Scientists from New York State report that higher doses of folic acid during pregnancy and throughout life may have lasting negative effects.

The researchers found in their study that the higher doses of folic acid altered offspring's brain development and behavior in ways that are found in neurodevelopmental disorders.

These findings suggest that there may be a loss of benefit from unregulated amounts of folic acid throughout pregnancy. In contrast, popular belief favors high folic acid supplementation throughout pregnancy.

Federal guidelines stipulate supplementation of cereals and grains with folic acid to prevent spina bifida or neural tube closure defects in newborns. Adequate levels of folic acid are needed during the first trimester, when neural tube closure occurs and the risk is the highest for defects. However, these higher doses of folic acid are prescribed to women throughout the entire pregnancy. The potentially negative physiological consequences of this excessive supplementation were previously unknown.

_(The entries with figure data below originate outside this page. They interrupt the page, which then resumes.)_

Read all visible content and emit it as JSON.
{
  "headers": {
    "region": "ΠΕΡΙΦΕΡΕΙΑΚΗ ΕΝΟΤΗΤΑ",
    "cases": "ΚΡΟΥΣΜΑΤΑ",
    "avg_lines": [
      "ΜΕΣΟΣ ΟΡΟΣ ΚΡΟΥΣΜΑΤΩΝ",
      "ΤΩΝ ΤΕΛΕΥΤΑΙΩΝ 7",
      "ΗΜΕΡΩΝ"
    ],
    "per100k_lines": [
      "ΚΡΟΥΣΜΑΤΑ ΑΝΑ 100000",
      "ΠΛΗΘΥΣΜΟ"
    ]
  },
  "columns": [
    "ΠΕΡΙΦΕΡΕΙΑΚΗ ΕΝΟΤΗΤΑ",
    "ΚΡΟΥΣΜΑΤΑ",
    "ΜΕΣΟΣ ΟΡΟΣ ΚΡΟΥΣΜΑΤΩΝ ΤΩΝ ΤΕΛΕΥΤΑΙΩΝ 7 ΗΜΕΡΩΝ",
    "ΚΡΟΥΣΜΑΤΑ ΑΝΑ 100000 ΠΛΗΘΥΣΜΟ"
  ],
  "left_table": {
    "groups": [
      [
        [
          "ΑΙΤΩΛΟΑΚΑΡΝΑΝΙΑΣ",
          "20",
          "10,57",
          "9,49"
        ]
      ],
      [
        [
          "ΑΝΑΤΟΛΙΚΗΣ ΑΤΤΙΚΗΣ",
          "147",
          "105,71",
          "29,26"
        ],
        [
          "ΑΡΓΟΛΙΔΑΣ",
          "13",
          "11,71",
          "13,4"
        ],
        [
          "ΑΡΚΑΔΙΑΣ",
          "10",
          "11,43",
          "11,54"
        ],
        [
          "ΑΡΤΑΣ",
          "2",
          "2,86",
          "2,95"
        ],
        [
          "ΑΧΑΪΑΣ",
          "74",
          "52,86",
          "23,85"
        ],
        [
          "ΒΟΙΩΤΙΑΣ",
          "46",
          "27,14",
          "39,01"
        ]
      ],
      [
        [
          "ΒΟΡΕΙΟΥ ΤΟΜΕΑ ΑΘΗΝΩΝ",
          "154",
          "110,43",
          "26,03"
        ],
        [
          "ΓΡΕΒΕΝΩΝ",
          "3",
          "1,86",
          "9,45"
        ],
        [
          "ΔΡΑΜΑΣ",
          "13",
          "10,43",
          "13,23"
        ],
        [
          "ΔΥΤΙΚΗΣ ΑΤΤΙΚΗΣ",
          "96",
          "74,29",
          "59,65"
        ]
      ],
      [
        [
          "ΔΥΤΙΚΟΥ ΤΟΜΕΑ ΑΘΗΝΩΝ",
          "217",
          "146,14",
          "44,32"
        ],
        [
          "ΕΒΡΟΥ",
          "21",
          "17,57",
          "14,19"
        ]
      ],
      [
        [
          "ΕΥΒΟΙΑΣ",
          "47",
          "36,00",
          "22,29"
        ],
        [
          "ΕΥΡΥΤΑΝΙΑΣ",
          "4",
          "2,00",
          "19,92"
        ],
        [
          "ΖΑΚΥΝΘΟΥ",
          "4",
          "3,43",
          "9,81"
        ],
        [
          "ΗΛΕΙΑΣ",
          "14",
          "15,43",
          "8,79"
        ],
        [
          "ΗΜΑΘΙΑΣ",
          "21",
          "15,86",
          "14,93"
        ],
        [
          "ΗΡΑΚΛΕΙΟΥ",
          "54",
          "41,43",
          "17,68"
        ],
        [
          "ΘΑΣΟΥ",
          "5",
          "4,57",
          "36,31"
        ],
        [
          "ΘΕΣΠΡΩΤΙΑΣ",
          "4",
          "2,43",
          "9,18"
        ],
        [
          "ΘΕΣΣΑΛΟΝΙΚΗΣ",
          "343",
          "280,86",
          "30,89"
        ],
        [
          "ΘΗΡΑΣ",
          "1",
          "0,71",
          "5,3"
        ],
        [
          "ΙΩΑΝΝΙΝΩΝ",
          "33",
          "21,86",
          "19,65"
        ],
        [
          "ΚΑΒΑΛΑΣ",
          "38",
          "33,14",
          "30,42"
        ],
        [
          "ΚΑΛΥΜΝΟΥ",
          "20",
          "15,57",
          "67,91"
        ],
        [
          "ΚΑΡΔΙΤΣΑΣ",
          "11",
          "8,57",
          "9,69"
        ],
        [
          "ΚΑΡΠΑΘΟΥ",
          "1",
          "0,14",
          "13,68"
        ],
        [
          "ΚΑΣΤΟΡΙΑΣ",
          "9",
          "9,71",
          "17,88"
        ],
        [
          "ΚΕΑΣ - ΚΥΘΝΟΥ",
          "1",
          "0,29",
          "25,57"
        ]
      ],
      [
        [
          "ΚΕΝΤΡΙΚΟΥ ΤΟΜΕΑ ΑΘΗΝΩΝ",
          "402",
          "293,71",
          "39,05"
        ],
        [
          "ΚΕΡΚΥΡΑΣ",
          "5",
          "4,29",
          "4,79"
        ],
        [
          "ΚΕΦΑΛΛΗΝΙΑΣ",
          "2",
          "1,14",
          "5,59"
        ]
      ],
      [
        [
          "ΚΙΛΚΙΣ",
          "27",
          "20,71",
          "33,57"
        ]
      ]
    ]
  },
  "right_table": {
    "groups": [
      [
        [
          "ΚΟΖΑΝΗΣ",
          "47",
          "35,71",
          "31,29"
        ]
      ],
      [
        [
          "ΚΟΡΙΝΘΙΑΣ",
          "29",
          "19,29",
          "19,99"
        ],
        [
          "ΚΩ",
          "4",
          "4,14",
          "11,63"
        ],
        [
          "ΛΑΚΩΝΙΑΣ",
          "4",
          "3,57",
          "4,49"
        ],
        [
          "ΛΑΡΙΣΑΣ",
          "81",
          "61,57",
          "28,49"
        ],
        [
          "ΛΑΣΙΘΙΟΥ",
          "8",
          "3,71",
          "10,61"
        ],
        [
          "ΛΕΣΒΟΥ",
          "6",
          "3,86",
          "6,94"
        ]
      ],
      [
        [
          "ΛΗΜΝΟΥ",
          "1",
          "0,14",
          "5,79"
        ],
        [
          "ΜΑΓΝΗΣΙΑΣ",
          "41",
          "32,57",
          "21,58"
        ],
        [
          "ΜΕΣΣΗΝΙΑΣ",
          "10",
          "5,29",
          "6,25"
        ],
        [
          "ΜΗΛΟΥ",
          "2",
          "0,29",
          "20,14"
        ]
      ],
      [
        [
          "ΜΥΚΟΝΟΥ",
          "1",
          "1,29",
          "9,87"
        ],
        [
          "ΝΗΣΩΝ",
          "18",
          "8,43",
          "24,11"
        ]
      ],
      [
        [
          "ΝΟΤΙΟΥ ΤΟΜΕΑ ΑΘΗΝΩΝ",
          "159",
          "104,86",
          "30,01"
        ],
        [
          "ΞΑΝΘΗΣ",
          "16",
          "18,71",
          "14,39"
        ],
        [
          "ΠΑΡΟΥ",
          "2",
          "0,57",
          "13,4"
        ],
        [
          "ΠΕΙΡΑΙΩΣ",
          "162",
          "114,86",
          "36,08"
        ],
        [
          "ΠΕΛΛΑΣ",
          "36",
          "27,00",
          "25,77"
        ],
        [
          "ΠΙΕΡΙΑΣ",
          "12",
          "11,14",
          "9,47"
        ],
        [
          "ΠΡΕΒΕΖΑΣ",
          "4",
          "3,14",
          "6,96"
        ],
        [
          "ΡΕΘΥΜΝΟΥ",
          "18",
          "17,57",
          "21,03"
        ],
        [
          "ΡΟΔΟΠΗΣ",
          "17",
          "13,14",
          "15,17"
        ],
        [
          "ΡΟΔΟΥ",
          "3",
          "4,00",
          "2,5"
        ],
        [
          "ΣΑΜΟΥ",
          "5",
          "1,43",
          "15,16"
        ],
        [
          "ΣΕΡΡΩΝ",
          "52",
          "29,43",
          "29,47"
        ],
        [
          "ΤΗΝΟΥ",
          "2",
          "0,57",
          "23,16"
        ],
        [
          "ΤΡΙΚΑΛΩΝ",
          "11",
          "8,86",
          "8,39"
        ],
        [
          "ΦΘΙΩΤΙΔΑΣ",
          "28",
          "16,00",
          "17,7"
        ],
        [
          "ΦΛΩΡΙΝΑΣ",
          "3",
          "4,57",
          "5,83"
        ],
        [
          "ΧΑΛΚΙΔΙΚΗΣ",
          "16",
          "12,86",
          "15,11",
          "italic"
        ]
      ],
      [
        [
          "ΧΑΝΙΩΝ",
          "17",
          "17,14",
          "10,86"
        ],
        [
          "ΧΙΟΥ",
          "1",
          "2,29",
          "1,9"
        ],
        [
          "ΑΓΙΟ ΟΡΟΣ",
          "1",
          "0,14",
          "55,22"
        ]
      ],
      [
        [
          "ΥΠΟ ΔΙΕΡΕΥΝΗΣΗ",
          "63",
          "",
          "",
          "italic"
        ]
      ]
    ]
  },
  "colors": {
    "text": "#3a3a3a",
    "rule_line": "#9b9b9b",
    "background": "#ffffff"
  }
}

The research study was conducted at the New York State Office for People With Developmental Disabilities' (OPWDD) Institute for Basic Research in Developmental Disabilities (IBR). Led by Mohammed A. Junaid, PhD, head of IBR's Structural Neurobiology Laboratory, the study was conducted in mice that are models of neurological disorders in humans. The research group further confirmed alterations in the levels of nine genes in pups whose dams were exposed to the higher dose of folic acid. Unintended changes in the genes can have deleterious effects on proper development. The negative effects observed in these pups were behavioral changes, including increased ultrasonic vocalizations, greater anxiety-like behavior, and hyperactivity.

IBR Director W. Ted Brown, MD, PhD, said, "Our finding that excessive folic acid may affect development has important public health implications. It suggests the need for folic acid supplementation during pregnancy to be regulated to prevent concentrations high enough to negatively alter gene expression."

OPWDD Acting Commissioner Kerry Delaney said, "This study's findings indicate the need for further research on how excessive folic acid can lead to developmental disabilities, including autism, and how appropriate folic acid levels during pregnancy may help prevent these disabilities as well as neural tube closure defects."

The study, "Increasing maternal or post-weaning folic acid alters gene expression and moderately changes behavior in the offspring," was published in the journal PLoS ONE.